I could attempt to demonstrate here how Train of Thought v. Poetry in Motion is a “fight” that’s very of-the-times: like the commonsensible populism of Sarah Palin v. the charming erudition of Barack Obama, perhaps. Or Successories v. a poetry broadside. Consider, even, the sounds of the names of the two projects. Train of Thought is all tongue against the teeth, a locomotive clackety-clack forward, while Poetry in Motion is kept to the lips—more train-whistle than train tracks.

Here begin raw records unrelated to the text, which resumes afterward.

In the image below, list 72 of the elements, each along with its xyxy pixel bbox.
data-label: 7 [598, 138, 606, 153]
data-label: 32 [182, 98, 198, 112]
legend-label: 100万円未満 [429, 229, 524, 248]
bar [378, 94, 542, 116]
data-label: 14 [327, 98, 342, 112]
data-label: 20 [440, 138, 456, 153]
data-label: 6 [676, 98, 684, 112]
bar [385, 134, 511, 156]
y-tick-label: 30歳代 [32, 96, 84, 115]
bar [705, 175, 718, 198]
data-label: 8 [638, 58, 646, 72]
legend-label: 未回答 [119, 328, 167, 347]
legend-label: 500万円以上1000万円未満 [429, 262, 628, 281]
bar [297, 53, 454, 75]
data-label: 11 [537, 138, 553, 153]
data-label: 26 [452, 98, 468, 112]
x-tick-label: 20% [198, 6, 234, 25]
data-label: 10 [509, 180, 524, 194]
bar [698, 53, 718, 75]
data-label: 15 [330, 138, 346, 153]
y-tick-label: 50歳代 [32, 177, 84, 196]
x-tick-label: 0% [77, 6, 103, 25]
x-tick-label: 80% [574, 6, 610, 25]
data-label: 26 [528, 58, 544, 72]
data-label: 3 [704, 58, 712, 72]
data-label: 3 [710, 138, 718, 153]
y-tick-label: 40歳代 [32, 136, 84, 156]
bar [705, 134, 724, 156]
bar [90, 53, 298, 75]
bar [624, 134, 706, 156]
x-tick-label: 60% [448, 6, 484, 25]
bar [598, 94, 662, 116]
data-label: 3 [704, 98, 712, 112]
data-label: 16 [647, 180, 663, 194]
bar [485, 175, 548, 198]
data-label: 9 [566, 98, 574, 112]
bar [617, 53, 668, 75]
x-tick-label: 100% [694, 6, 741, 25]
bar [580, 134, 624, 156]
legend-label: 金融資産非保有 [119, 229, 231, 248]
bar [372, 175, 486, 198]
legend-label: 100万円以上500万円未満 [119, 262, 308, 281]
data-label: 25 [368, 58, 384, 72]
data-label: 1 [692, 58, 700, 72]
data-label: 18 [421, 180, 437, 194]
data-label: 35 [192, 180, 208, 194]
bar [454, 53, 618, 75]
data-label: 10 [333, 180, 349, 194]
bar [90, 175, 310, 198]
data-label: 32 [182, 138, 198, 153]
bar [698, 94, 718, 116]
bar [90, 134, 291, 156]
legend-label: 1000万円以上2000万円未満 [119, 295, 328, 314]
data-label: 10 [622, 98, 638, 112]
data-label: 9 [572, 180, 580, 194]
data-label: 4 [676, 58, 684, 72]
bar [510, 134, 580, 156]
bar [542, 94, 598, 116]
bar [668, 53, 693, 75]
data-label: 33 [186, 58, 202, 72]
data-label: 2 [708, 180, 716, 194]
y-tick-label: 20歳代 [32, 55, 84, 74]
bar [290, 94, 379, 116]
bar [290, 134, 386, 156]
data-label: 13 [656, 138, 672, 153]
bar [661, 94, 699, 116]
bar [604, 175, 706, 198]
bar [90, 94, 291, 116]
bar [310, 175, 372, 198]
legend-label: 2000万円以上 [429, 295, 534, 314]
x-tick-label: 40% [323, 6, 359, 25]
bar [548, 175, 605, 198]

Or maybe this argument’s mis-skewed—maybe poets should bristle at the notion of any poetry crammed in among the huddled masses. Maybe we should most pride ourselves if we’ve written a poem completely unfit for subway ad space. Maybe the evacuation of Poetry in Motion is a tribute to the divinely prickly nature of a form that defies mass consumption.
But I’m not a New Yorker, so it’s not my fight. But the magazine’s quote of MTA’s director of marketing—“we really did run through most of the selections you could take that would fit on a card”—has the thump of an anti-preciousness campaign (kinda like Willa Cather’s practical-minded attacks on Oscar Wilde’s celebration of beauty), as do her press releases: “New Yorkers have wide-ranging interests, and we felt that we could include material from a variety of other disciplines in addition to poetry to bring important, engaging, insightful quotes to our riders, and entice them to explore the author or subject further.” It’s a schoolmarmish coaxing: Poetry is fine, little Billy, but there are more serious things in life. Put aside your darling songbook and do your lessons!
On this blog, and on the blogs of others, we’ve lately found ourselves speaking to a similar debate. Now that the internet can speedily link poets with readers, what use is the esoteric delivery systems of old? In one breath, literature is finally as dead as print—and for real this time—and in another breath it’s the life of the party—martini in hand and lampshade on head. The debate often amounts to either a call-for-the-death of the obscure, or a defense of the obscure, in the face of mass internet distribution of intellectual goods.
“I wish to be published and read,” Katherine Anne Porter wrote to Fred Warburg, her English publisher, in 1958, distressed over her poem’s rejection by a magazine, “and though certainly I have my preferences for certain kinds of magazines, if the editor printed my writings on a six-foot bill and pasted it on a wall board on a vacant lot, I shouldn’t mind.”
There are many contemporary writers who would kill for that six-foot poem in that vacant lot—in the highly distracting 21st century it is not unheard of for an outsized literary marketing scheme to get more buzz than the work itself. In the face of this, obscurity may become the new popular—to have the privilege of composing in peace (writing, say, a poem on the bottom of your shoe as you ride the subway), indifferent to the cultural conversation, composing work that is unreadable (as opposed to “usable,” which is reportedly an MTA mandate for Train of Thought compositions) may become more enviable than a mass-dissemination of your work.